There were already a few hints it would climb well out of the box: a granny ring, dropper post, and 30.1 pound weight without pedals. What I really wanted to know was if it could descend. With a few rides under my belt the short answer is yes. I’ve been impressed for the most part and will be leaving the bike almost the way it came out of the box. The only change I’ve felt the need to make has been a shorter and wider cockpit. For a more detailed look at the big wheeled Remedy 9 and what features made good first impressions, click through the photos and captions below.
The Remedy series has three 140mm travel 29er options accompanying five 150mm travel 26” wheeled models available now, with the six 650B bikes coming in soon – that’s a lot of bikes. The Remedy 9 29 on test is the top of the big wheel crop, but might still cost less than your car thanks to an aluminum frame and a few value conscious bits.
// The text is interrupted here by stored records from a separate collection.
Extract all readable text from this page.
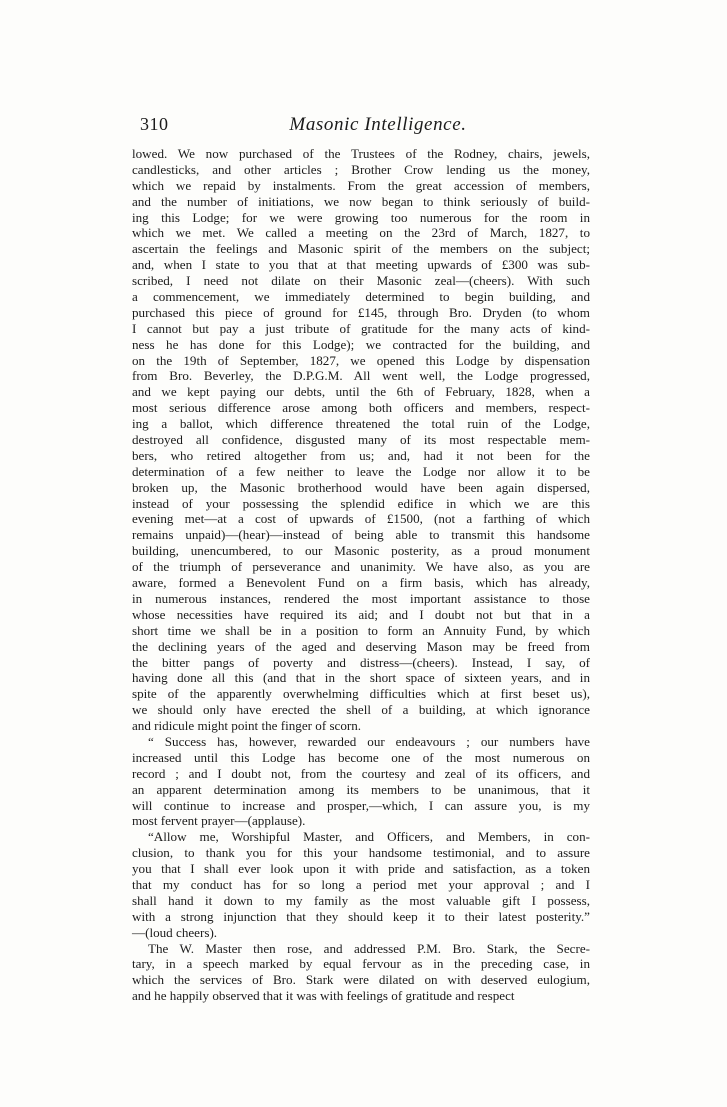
310	Masonic Intelligence.
lowed. We now purchased of the Trustees of the Rodney, chairs, jewels,
candlesticks, and other articles ; Brother Crow lending us the money,
which we repaid by instalments. From the great accession of members,
and the number of initiations, we now began to think seriously of build-
ing this Lodge; for we were growing too numerous for the room in
which we met. We called a meeting on the 23rd of March, 1827, to
ascertain the feelings and Masonic spirit of the members on the subject;
and, when I state to you that at that meeting upwards of £300 was sub-
scribed, I need not dilate on their Masonic zeal—(cheers). With such
a commencement, we immediately determined to begin building, and
purchased this piece of ground for £145, through Bro. Dryden (to whom
I cannot but pay a just tribute of gratitude for the many acts of kind-
ness he has done for this Lodge); we contracted for the building, and
on the 19th of September, 1827, we opened this Lodge by dispensation
from Bro. Beverley, the D.P.G.M. All went well, the Lodge progressed,
and we kept paying our debts, until the 6th of February, 1828, when a
most serious difference arose among both officers and members, respect-
ing a ballot, which difference threatened the total ruin of the Lodge,
destroyed all confidence, disgusted many of its most respectable mem-
bers, who retired altogether from us; and, had it not been for the
determination of a few neither to leave the Lodge nor allow it to be
broken up, the Masonic brotherhood would have been again dispersed,
instead of your possessing the splendid edifice in which we are this
evening met—at a cost of upwards of £1500, (not a farthing of which
remains unpaid)—(hear)—instead of being able to transmit this handsome
building, unencumbered, to our Masonic posterity, as a proud monument
of the triumph of perseverance and unanimity. We have also, as you are
aware, formed a Benevolent Fund on a firm basis, which has already,
in numerous instances, rendered the most important assistance to those
whose necessities have required its aid; and I doubt not but that in a
short time we shall be in a position to form an Annuity Fund, by which
the declining years of the aged and deserving Mason may be freed from
the bitter pangs of poverty and distress—(cheers). Instead, I say, of
having done all this (and that in the short space of sixteen years, and in
spite of the apparently overwhelming difficulties which at first beset us),
we should only have erected the shell of a building, at which ignorance
and ridicule might point the finger of scorn.
“ Success has, however, rewarded our endeavours ; our numbers have
increased until this Lodge has become one of the most numerous on
record ; and I doubt not, from the courtesy and zeal of its officers, and
an apparent determination among its members to be unanimous, that it
will continue to increase and prosper,—which, I can assure you, is my
most fervent prayer—(applause).
“Allow me, Worshipful Master, and Officers, and Members, in con-
clusion, to thank you for this your handsome testimonial, and to assure
you that I shall ever look upon it with pride and satisfaction, as a token
that my conduct has for so long a period met your approval ; and I
shall hand it down to my family as the most valuable gift I possess,
with a strong injunction that they should keep it to their latest posterity.”
—(loud cheers).
The W. Master then rose, and addressed P.M. Bro. Stark, the Secre-
tary, in a speech marked by equal fervour as in the preceding case, in
which the services of Bro. Stark were dilated on with deserved eulogium,
and he happily observed that it was with feelings of gratitude and respect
MSRP is set at $4,999 CAD.
House brand Bontrager components are one way to avoid inflating the cost while still speccing quality parts. The Bontrager wheels on the Remedy 9 29 even come tubeless ready. The 28mm wide Rhythm Elite rims don’t appear dainty, but the large diameter paired with a 28 spoke count does have me a little nervous. That doesn’t mean I’m going to hold back on the trails at all though, especially since the 2.3 XR3 Team Issue tires have already proved grippier than I originally anticipated.
I was happy with the 720mm bar and 80mm on the flatter trails, but as soon as got to the steeps I wanted to be a little further back. When it comes down to it, this is really just personal preference.
Trek leaves the dropper post to RockShox, which is nice to see. The 125mm Stealth Reverb is all I need, and the internal routing is the icing on the cake. Both derailleur cables run through the frame as well to create a rather clean end result.
Shimano takes on slowing the Remedy 9 29 down, and the XTs have made a great first impression. They were really easy to set up exactly the way I wanted with a free stroke screw and tool free reach adjust. I’ve yet to re-adjust or overwhelm the brake so colour me impressed.
XT is also all over the drivetrain. I questioned the bigger 38/24 front chainrings, but I have used all the gears so I can’t critique too much yet. The Fox Float with CTD damper is able to make the rear end pretty much rigid, so I shouldn’t encounter problems even if I’m always climbing in the granny ring. More pedaling will be done and I aim to find something to complain about. There hasn’t even been excessive noise or any chain drop to report yet, possibly thanks to the Shadow Plus technology on the rear derailleur.
There’s also a CTD damper on the 140mm Kashima coated Fox 34 Float up front. The front damper has behaved exactly the same as the rear thus far with noticeable differences between the climb, trail and descend settings.
The frame itself has some noteworthy details beyond the cable routing and chrome finish. The square Mino Link connecting the rocker to the seatstays is able to be flipped in order to change the head angle between 67 and 67.5 degrees and alter the bottom bracket height up to 10mm. The rear shock features Dual Rate Control Valve (DRCV) technology which means it has two chambers to pedal efficiently while still taking big hits. Each bolt has a torque value on it too. It’s evident some thought went into this one.
Andrew Shandro was out smashing top spot at the well-contested NSMBA Toonie Enduros on his Remedy 29 this year. Are big 29ers still all the rage or do you think the 650B option eat into sales?